In November, when Bravo said he is open to come out of retirement and play T20 for West Indies, he had the Ireland series in mind and could not hide his excitement when he received a call from Harper about his inclusion in the squad.

“It’s a great feeling,” Bravo said. “I feel like a kid again when I first get a call Mr Harper that welcome back to the team and play international cricket and they were looking forward to have me back. It is something that was always on my mind since the change of leadership and stuff. So just happy I get the opportunity to represent the region again and I am looking forward to doing my best.”

Bravo last played for the West Indies in 2016 but has continues to remain an impact player for T20 franchises across the world. Last year however, Bravo picked up a finger injury that kept him out of the Caribbean Premier League but he came back strong in the Abu Dhabi T10 in November where he picked up eight wickets and guided Maratha Arabians to the title.

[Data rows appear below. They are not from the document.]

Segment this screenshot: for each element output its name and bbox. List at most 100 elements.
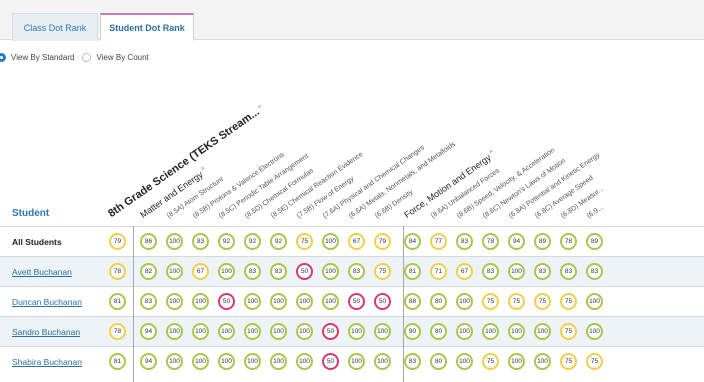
score-dot[interactable]: 100: [456, 323, 473, 340]
score-dot[interactable]: 67: [348, 233, 365, 250]
score-dot[interactable]: 80: [430, 293, 447, 310]
score-dot[interactable]: 100: [586, 323, 603, 340]
score-dot[interactable]: 100: [270, 353, 287, 370]
score-dot[interactable]: 83: [348, 263, 365, 280]
tab-student-dot-rank[interactable]: Student Dot Rank: [100, 13, 194, 41]
score-dot[interactable]: 100: [166, 323, 183, 340]
score-dot[interactable]: 83: [140, 293, 157, 310]
score-dot[interactable]: 80: [430, 353, 447, 370]
score-dot[interactable]: 100: [270, 323, 287, 340]
score-dot[interactable]: 78: [560, 233, 577, 250]
score-dot[interactable]: 50: [348, 293, 365, 310]
score-dot[interactable]: 84: [404, 233, 421, 250]
score-dot[interactable]: 78: [109, 323, 126, 340]
view-by-standard-radio[interactable]: [0, 52, 6, 62]
score-dot[interactable]: 83: [404, 353, 421, 370]
score-dot[interactable]: 100: [508, 323, 525, 340]
score-dot[interactable]: 94: [508, 233, 525, 250]
score-dot[interactable]: 94: [140, 353, 157, 370]
score-dot[interactable]: 100: [322, 233, 339, 250]
score-dot[interactable]: 75: [374, 263, 391, 280]
score-dot[interactable]: 88: [404, 293, 421, 310]
score-dot[interactable]: 100: [508, 353, 525, 370]
score-dot[interactable]: 100: [296, 293, 313, 310]
score-dot[interactable]: 100: [166, 233, 183, 250]
score-dot[interactable]: 75: [560, 353, 577, 370]
score-dot[interactable]: 75: [560, 323, 577, 340]
score-dot[interactable]: 83: [244, 263, 261, 280]
score-dot[interactable]: 100: [244, 353, 261, 370]
score-dot[interactable]: 100: [166, 293, 183, 310]
score-dot[interactable]: 79: [109, 233, 126, 250]
score-dot[interactable]: 79: [374, 233, 391, 250]
view-by-count-radio[interactable]: [82, 52, 92, 62]
score-dot[interactable]: 50: [218, 293, 235, 310]
student-column-header[interactable]: Student: [12, 208, 49, 219]
score-dot[interactable]: 50: [296, 263, 313, 280]
score-dot[interactable]: 100: [482, 323, 499, 340]
score-dot[interactable]: 89: [534, 233, 551, 250]
score-dot[interactable]: 75: [586, 353, 603, 370]
score-dot[interactable]: 100: [192, 293, 209, 310]
score-dot[interactable]: 81: [109, 353, 126, 370]
score-dot[interactable]: 83: [482, 263, 499, 280]
score-dot[interactable]: 100: [244, 293, 261, 310]
score-dot[interactable]: 89: [586, 233, 603, 250]
score-dot[interactable]: 77: [430, 233, 447, 250]
score-dot[interactable]: 100: [456, 353, 473, 370]
score-dot[interactable]: 75: [534, 293, 551, 310]
score-dot[interactable]: 83: [456, 233, 473, 250]
score-dot[interactable]: 100: [374, 323, 391, 340]
score-dot[interactable]: 100: [348, 323, 365, 340]
column-header[interactable]: (6.9...: [586, 204, 605, 220]
score-dot[interactable]: 50: [322, 323, 339, 340]
score-dot[interactable]: 80: [430, 323, 447, 340]
score-dot[interactable]: 100: [322, 293, 339, 310]
score-dot[interactable]: 100: [218, 323, 235, 340]
score-dot[interactable]: 100: [244, 323, 261, 340]
score-dot[interactable]: 100: [296, 353, 313, 370]
score-dot[interactable]: 75: [508, 293, 525, 310]
score-dot[interactable]: 86: [140, 233, 157, 250]
score-dot[interactable]: 83: [270, 263, 287, 280]
score-dot[interactable]: 100: [374, 353, 391, 370]
score-dot[interactable]: 100: [296, 323, 313, 340]
score-dot[interactable]: 94: [140, 323, 157, 340]
score-dot[interactable]: 100: [508, 263, 525, 280]
score-dot[interactable]: 75: [296, 233, 313, 250]
score-dot[interactable]: 92: [218, 233, 235, 250]
score-dot[interactable]: 81: [109, 293, 126, 310]
score-dot[interactable]: 82: [140, 263, 157, 280]
student-name-link[interactable]: Duncan Buchanan: [12, 297, 82, 307]
score-dot[interactable]: 50: [374, 293, 391, 310]
score-dot[interactable]: 100: [166, 353, 183, 370]
score-dot[interactable]: 100: [218, 353, 235, 370]
score-dot[interactable]: 100: [322, 263, 339, 280]
view-by-count-label[interactable]: View By Count: [96, 53, 148, 62]
student-name-link[interactable]: Avett Buchanan: [12, 267, 72, 277]
score-dot[interactable]: 100: [192, 353, 209, 370]
score-dot[interactable]: 100: [270, 293, 287, 310]
tab-class-dot-rank[interactable]: Class Dot Rank: [12, 13, 98, 41]
score-dot[interactable]: 75: [560, 293, 577, 310]
score-dot[interactable]: 100: [586, 293, 603, 310]
score-dot[interactable]: 75: [482, 353, 499, 370]
score-dot[interactable]: 78: [482, 233, 499, 250]
score-dot[interactable]: 67: [456, 263, 473, 280]
score-dot[interactable]: 100: [218, 263, 235, 280]
score-dot[interactable]: 67: [192, 263, 209, 280]
student-name-link[interactable]: Sandro Buchanan: [12, 327, 80, 337]
score-dot[interactable]: 90: [404, 323, 421, 340]
view-by-standard-label[interactable]: View By Standard: [11, 53, 74, 62]
score-dot[interactable]: 71: [430, 263, 447, 280]
score-dot[interactable]: 83: [534, 263, 551, 280]
score-dot[interactable]: 92: [244, 233, 261, 250]
score-dot[interactable]: 81: [404, 263, 421, 280]
student-name-link[interactable]: Shabira Buchanan: [12, 357, 82, 367]
score-dot[interactable]: 83: [586, 263, 603, 280]
score-dot[interactable]: 75: [482, 293, 499, 310]
score-dot[interactable]: 83: [192, 233, 209, 250]
score-dot[interactable]: 78: [109, 263, 126, 280]
score-dot[interactable]: 50: [322, 353, 339, 370]
score-dot[interactable]: 100: [534, 353, 551, 370]
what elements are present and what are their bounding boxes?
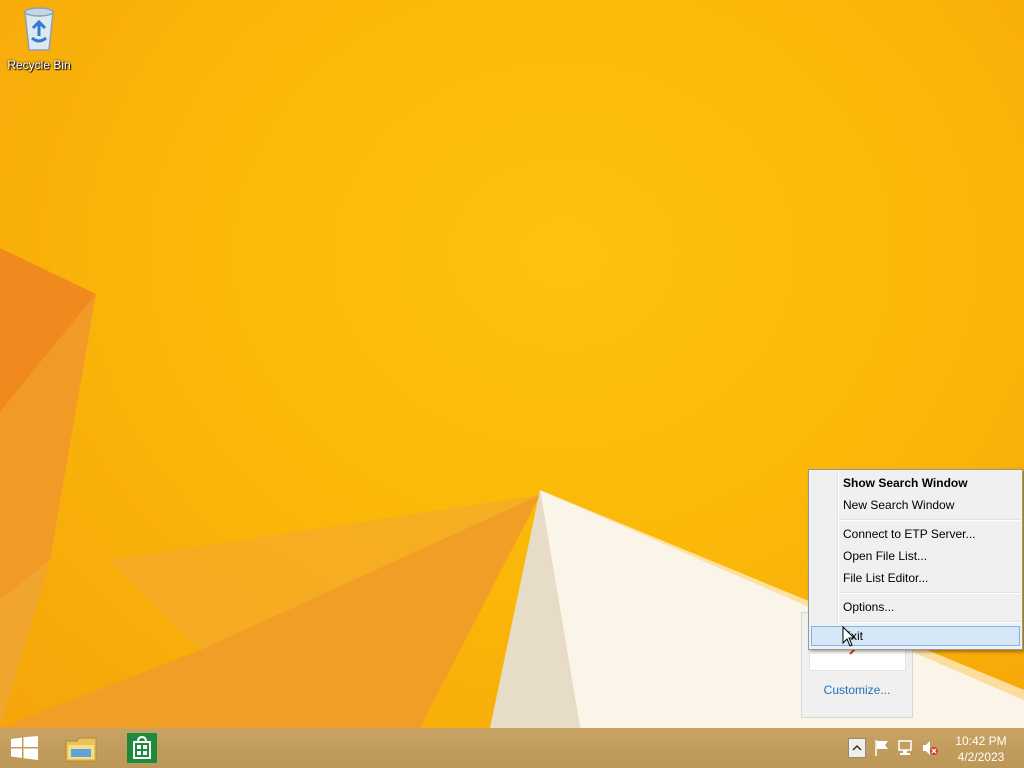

“I had this broken finger, (which) kept getting stronger. I started practising, played a couple of games for Queen’s Park (his local club in Trinidad), but over the years, despite not playing not much cricket, I am still able to go there and compete and contribute in a very good way,” Bravo said.

“For example in the last T10 league, I hadn’t played any cricket in about four months prior to that and still was able to go there and deliver and also win the title. It is just happy time for me. Since I announce my return in December, my mind and my motivation was on this series and now that I’m selected, I am very happy.

“I’m a better bowler, I’m a better all-round cricketer. Obviously, I’m older, so I will not be as quick I used to be before, but I am also very smarter and have a bigger knowledge on the game.”